Soufriere Hills Volcano: The Belham River Valley

Posted by Jessica Ball

It’s snowing again, so in order to avoid being depressed by the weather, I thought I’d post a few photos of the Belham River Valley on Montserrat. The Belham, which drains into the sea on the west side of Montserrat, channels both pyroclastic flows and lahars from the Soufriere Hills lava dome. Prior to the eruption, the valley held a number of houses and the island’s only golf course, but material from the eruption has since filled the valley bottom and made it unwise to live too close. Volcanic and volcaniclastic processes are constantly reshaping the landscape there, and having visited two years in a row (here’s the link to last year’s post about the Belham), I thought I’d see if any of my photos were good for before and after comparisons. Here are a few examples:

Looking up the Belham at the Soufriere Hills Volcano. The large boulders were much more common this year, although some have been moved around by people mining for gravel.
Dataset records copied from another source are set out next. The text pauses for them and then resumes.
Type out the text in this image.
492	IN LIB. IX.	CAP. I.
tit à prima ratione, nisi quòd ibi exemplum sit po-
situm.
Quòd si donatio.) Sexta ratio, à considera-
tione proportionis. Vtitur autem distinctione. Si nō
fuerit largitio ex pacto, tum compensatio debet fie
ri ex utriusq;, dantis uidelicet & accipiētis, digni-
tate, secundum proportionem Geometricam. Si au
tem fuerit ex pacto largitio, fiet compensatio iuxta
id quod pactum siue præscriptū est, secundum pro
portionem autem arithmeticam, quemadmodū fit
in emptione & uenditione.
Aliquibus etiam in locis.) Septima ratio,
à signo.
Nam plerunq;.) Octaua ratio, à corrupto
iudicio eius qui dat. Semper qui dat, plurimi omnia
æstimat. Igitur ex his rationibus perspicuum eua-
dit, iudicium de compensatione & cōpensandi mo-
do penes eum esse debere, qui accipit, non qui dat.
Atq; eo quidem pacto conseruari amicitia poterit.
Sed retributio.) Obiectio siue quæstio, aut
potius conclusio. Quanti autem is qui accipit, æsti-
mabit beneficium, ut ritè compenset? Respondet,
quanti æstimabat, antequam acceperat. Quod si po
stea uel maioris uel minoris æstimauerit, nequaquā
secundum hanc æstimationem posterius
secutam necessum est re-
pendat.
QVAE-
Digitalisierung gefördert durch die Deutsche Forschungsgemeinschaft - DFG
The ruined house near the spot where vehicles can cross the Belham. There's almost a meter more sediment covering the house this year.

Looking inside the house at the few belongings the owners left behind. You can also see the difference in the mud spatters on the wall - this past rainy season added a lot more, and higher up the wall.

I didn’t get any pictures of it last year, but here is what remains of the golf course’s clubhouse:

Not open for business anymore!
The rock was wedged into the door from upstream – lahars washed all the way through the building.

Visiting the Belham – especially if you can go back periodically – is an excellent way to observe the long-term effects of a volcanic eruption. It’s also pretty sad; the Belham used to be a beautiful place that Montserratians used for recreation and to live in, and now it’s uninhabitable (and pretty dangerous to be in at certain times).